Part of our study will be looking at the ECLA’s in-progress social statement on Women & Justice, and we’ll be diving into difficult scripture texts, our faith experiences, and the recent #metoo movement.
It’s going to be a big topic. And honestly we only have three Sundays to work with this complex issue.
But three days is a start.
And it’s a start that we need.
During the conference I attended last week, I was reminded of Martin Luther’s understanding of humanity. Luther understood that we as humans are simultaneously beloved, broken, and bearer’s of God’s love.
And that sometimes the truth of this understanding for us can be difficult to hold. As children of God, we receive God’s love for us. We are beloved because we are loved by our Creator.
Even when we don’t deserve it. Maybe especially when we don’t deserve it. God still calls us God’s own beloved children.
Bearers of Love
It’s because of this love that we are called to be bearer’s of God’s love – to hold God’s love, to share God’s love with our neighbor. John’s first letter reminds us that it’s only because we have been loved that we are able to love. This is the love that we are called to share with those around us.
Because we carry this love with us – this love that we are given. And as people of faith, we represent God’s love to those we meet. And sometimes that’s a scary thought. Because we don’t always represent God’s love very well.
Sometimes our brokenness gets in the way for us. Sometimes this is the reality of violence, mental illness, or plain evil that causes harm to others. As part of our study we’ll be looking not just at our understandings around victims of harassment, assault, and violence, but the perpetrators too.

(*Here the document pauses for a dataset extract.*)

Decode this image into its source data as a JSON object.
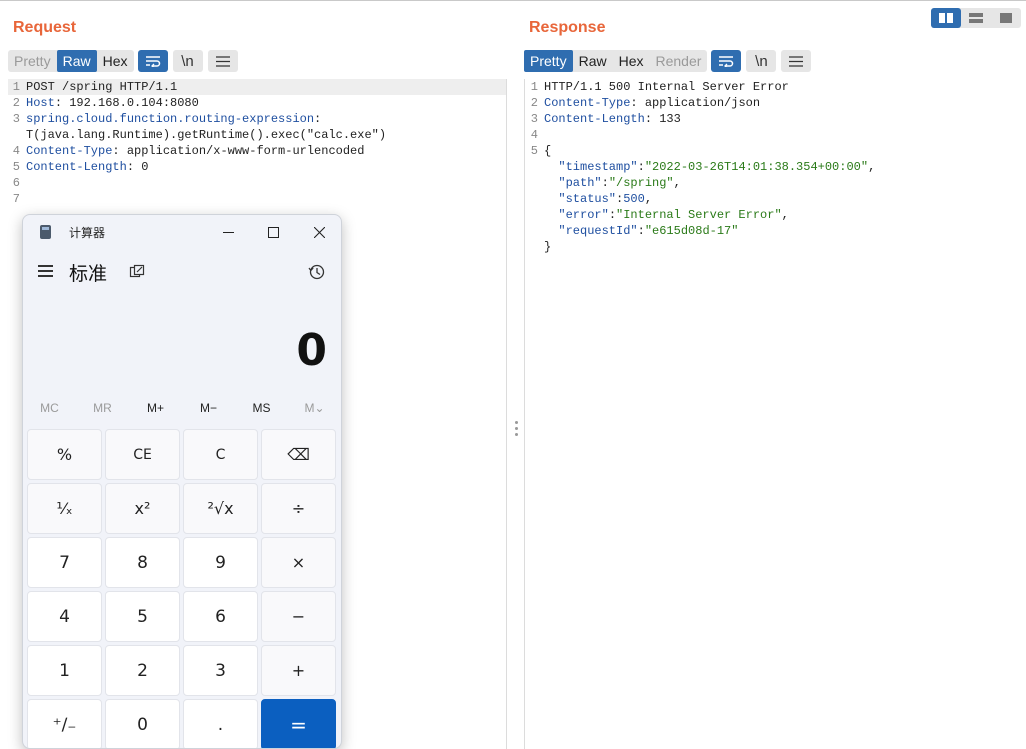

In some cases, we might have experiences as both a victim and as someone who victimizes. As broken people, our brokenness can sometimes harms others.
But even in our brokenness, even as we begin to dive into difficult and painful topics, there is hope. Because even in our brokenness, whether that be the brokenness placed upon us by the actions of another person, or our own actions that break us apart. Even in our brokenness, God still sees us, God still sees you. And God still calls you beloved. God still entrusts you with the call to share God’s love with the world.
God has that much faith in you, in us, and as I think about my beloved, broken, bearer self, I give thanks to God for the love and the forgiveness I am given, and I pray for God to be with us in all the conversations we have yet to come.
How have you experienced being beloved by God? How have you experienced your own brokenness? What ways might you bear God’s love to the world this week?